The North Carolina State Court of Appeals declared Internet sweepstakes games, which mimic video poker and other computer-based gambling games, legal in March.
The case has been appealed to the State Supreme Court, but in the meantime, officials across the Lake Norman region are looking for ways to restrict Internet sweepstakes games within their jurisdiction.
The Lincoln County Board of Commissioners will seek input from residents about a new proposal to regulate these businesses at a 6:30 p.m. Aug. 6 public hearing at the James W. Warren Citizens Center, 115 W. Main St., Lincolnton.
Like video poker or slot machines, Internet sweepstakes are games of chance that offer a prize.

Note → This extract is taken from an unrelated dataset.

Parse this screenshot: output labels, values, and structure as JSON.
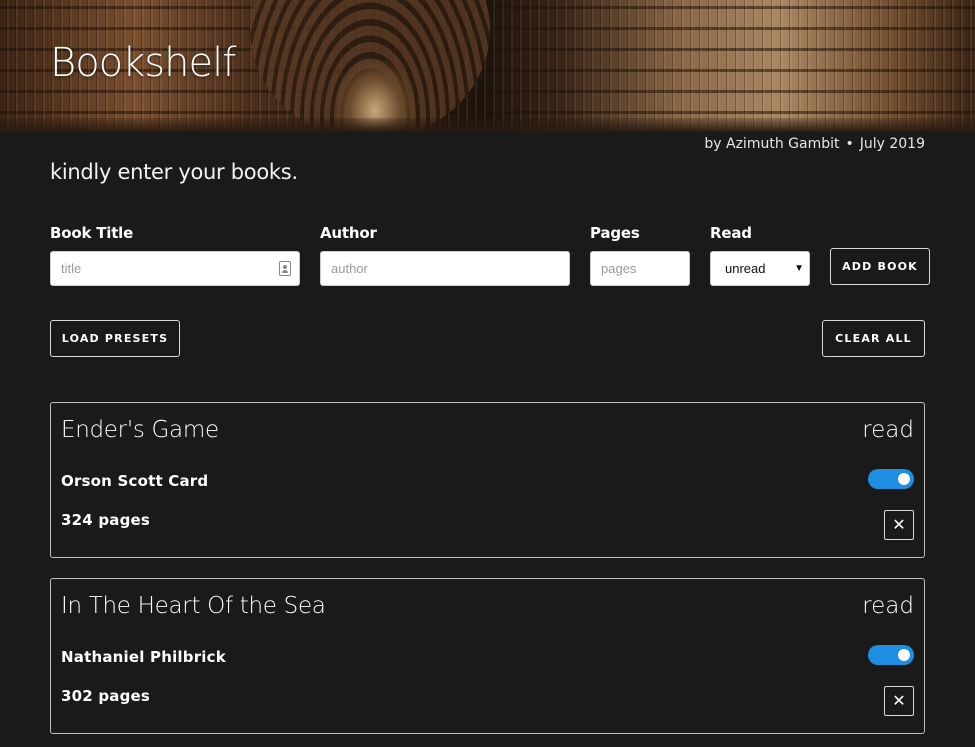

“We looked at regulations in other cities and counties and based this proposal on that,” Randy Hawkins, Lincoln County zoning administrator, said. “It’s actually the planning board that initiated this.”
Current zoning rules classify Internet sweepstakes centers as “amusement centers,” Hawkins said. They fall into the same category as children’s arcades, but attract a different customer base that sime say requires stricter regulations.

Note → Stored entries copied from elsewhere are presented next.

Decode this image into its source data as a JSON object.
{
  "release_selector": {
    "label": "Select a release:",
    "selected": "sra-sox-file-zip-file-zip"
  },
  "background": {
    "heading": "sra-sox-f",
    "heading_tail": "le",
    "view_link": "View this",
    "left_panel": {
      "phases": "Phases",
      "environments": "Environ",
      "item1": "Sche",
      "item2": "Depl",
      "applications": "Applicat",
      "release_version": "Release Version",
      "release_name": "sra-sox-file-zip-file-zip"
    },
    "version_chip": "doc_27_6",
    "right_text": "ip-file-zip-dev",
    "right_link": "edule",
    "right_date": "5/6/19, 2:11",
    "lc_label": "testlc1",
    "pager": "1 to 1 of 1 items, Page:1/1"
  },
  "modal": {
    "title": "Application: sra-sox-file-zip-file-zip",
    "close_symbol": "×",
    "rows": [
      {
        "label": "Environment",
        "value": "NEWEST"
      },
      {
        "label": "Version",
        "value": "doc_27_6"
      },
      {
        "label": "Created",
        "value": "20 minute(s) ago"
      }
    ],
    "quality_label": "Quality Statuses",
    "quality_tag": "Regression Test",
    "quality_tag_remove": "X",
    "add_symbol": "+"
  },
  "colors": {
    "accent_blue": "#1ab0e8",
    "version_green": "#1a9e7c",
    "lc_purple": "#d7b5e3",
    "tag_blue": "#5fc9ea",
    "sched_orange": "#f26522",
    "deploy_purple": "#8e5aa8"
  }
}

The county defines an amusement center as an indoor facility that charges customers to play three or more pinball games, pool tables, video games or games of chance.
Unlike amusement centers, sweepstakes centers will only be able to open in areas zoned as “general business” – near busy intersections such as N.C. 16 and N.C. 73. Currently, zoning guidelines allow amusement centers, to open in neighborhood business districts, Hawkins said.
The proposal, if approved, will prohibit sweepstakes gaming center owners from:
• Opening a center within 200 feet of residential property; and
• Opening a center within 500 feet of a church, school, day care center, public park or library; and
• Operating outside of 8 a.m.-11 p.m. Sunday through Thursday and 8 a.m.-midnight Friday and Saturday
Every terminal must be visible from the building’s front entrance.
The three Internet sweepstakes centers in Lincoln County already operating on N.C. 16 would not be subject to the new restrictions, Hawkins said.
Other nearby towns are also attempting to regulate Internet sweepstakes centers, which residents often associate with crime and shady activities.
Huntersville wants to implement restrictions, which also include the sale of alcohol, because sweepstakes centers present many of the same challenges as gambling parlors, Huntersville Police Chief Phil Potter, said. They are typically open late at night, there are large amounts of cash coming and going, and they often lead to loitering, noise disturbances and other crimes, he said.
Alcohol sales in Lincoln County, Hawkins said, are already limited to restaurants and private clubs.
In Mooresville, the criteria for new Internet sweepstakes business are even more strict, with operating hours restricted to 9 a.m.-6 p.m. Monday through Sunday.